South Australia v Commonwealth is a decision of the High Court of Australia that established the Commonwealth government's ability to impose a scheme of uniform income tax across the country and displace the State. It was a major contributor to Australia's vertical fiscal imbalance in the spending requirements and taxing abilities of the various levels of government, and was thus a watershed moment in the development of federalism in Australia.
Facts
In 1942, during the Second World War, the Commonwealth government needed extra revenue for the war effort. At the time, income taxes were levied at both the State and federal level. The Commonwealth requested the States to transfer their taxing powers for the duration of the war to allow one uniform national incometax system, with grants given back to the states to compensate for the lost revenue. Doubting that the powers would be returned, the states rejected the request. In response, the Commonwealth moved to occupy the field unilaterally. As s51 of the Constitution only allows the Commonwealth to impose federal taxation for federal purposes, it could not cover the field of taxation with any law. Nevertheless, the Commonwealth introduced a uniform income tax through an intricate scheme of four pieces of legislation.

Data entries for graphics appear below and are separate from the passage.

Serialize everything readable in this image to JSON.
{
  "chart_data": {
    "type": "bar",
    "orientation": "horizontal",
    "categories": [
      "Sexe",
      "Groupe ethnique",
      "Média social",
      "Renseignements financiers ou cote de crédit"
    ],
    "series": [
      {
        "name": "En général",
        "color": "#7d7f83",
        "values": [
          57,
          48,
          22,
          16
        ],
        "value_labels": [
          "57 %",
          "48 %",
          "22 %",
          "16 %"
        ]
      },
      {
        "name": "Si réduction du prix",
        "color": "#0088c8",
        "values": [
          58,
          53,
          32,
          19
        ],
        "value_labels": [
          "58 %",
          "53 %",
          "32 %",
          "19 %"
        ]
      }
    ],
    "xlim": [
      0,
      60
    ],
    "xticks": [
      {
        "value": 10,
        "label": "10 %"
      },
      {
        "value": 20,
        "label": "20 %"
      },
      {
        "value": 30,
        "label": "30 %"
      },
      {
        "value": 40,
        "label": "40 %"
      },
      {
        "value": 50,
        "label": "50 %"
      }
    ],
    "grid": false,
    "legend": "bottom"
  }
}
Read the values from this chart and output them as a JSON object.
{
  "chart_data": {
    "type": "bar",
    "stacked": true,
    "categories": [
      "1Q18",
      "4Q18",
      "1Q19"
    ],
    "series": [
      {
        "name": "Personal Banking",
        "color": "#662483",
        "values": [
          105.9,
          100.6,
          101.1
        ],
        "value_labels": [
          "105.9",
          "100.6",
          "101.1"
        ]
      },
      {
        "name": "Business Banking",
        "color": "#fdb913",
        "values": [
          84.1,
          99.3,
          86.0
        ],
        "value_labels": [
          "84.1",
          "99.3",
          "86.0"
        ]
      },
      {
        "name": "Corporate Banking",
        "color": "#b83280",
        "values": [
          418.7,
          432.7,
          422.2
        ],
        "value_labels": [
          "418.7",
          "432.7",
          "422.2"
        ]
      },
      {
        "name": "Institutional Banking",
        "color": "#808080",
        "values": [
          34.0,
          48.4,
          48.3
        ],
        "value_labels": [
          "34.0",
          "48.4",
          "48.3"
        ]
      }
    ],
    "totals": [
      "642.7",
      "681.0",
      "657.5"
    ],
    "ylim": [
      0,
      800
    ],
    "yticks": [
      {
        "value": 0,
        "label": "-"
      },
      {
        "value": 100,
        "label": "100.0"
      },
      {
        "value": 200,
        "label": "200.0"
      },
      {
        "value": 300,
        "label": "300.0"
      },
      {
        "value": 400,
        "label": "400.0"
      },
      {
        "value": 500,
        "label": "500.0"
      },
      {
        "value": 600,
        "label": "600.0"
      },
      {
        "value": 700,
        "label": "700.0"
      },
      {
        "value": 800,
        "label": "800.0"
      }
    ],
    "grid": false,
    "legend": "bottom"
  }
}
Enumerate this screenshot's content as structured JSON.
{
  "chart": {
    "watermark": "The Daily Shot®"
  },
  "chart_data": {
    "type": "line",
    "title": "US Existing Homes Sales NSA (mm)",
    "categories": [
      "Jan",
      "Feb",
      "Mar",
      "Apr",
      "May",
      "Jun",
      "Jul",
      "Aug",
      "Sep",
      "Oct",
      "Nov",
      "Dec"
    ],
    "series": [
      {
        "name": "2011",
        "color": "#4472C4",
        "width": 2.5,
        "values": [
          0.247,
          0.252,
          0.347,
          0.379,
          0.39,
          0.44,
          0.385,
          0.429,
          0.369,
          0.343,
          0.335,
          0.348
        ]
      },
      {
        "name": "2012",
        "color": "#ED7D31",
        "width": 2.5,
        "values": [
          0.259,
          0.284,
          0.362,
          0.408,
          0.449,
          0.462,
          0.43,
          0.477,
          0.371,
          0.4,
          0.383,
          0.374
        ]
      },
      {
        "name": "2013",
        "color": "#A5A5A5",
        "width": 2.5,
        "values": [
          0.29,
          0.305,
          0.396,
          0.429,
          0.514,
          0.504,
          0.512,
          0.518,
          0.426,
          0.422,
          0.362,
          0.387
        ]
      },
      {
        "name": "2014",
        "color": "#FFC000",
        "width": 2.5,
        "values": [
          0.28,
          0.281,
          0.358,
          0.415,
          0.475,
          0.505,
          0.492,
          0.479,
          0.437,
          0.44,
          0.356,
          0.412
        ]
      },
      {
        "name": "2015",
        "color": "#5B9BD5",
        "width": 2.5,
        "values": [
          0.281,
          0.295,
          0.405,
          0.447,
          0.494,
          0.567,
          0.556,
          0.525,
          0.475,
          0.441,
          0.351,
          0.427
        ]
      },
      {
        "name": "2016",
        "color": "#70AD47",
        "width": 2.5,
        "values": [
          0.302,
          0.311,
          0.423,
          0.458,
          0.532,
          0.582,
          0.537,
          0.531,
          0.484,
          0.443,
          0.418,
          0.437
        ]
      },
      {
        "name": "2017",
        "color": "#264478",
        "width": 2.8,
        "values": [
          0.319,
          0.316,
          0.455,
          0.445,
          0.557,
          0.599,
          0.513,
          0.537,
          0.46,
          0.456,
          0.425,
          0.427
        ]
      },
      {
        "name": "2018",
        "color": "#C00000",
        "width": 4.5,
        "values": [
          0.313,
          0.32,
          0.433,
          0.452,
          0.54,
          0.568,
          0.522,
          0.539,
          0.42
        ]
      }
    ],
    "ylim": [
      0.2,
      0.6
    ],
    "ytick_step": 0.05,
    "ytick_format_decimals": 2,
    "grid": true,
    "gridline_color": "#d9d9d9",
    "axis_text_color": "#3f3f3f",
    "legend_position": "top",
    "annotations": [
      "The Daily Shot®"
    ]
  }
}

The Income Tax Act 1942, raised income tax levels to the existing state levels, setting it at such a rate that made it politically impossible for states to impose their own income taxes. The amount raised was enough to cover the war effort and grants for the states
The States Grants Act 1942, provided a grant for each state equal to what it would have raised on its own income tax, on the condition that it did not raise its own income tax
Section 221 of the Income Tax Assessment Act 1942, required taxpayers to meet their Commonwealth tax liabilities before state tax liabilities
the Income Tax Act 1942, required that the states transfer to the Commonwealth all state staff, offices, furniture and records used to collect income tax
The High Court held the laws were valid, despite the practical result being the inability of the states to impose income tax. The Income Tax Act 1942, was held to be valid despite the fact the rate was so high as to preclude the states from imposing income tax. As taxation is a non-purposive power, regardless of the object of the law, the subject matter was taxation, and hence valid under section 51 of the Constitution. The States Grants Act 1942, was held to be valid, despite its coercive effect. The Commonwealth can use the section 96 grants power to induce a state to exercise its own powers as well as abstain from using its powers. Hence the Commonwealth can do such things to encourage or discourage a state from exercising its powers, which are technically not coercion. Indirect compulsion is constitutional. While the Act made it almost impossible for the States to continue taxing, Chief JusticeJohn Latham noted that the states still had the choice not to accept Commonwealth grants. Justice Edward McTiernan also considered the Act valid under the defence power. Section 221 of the Income Assessment Act 1942, was held to be valid pursuant to section 51 or was at the least valid under the implied incidental power. The subject matter of the law and the purpose of the law were both with respect to matters of taxation. McTiernan justified this section as valid under the defence power. The Income Tax Act 1942, was upheld by a majority under the defence power.
Aftermath
The decision in relation to section 221 of the Income Assessment Act 1942 was subsequently overturned by the High Court in the Second Uniform Tax case.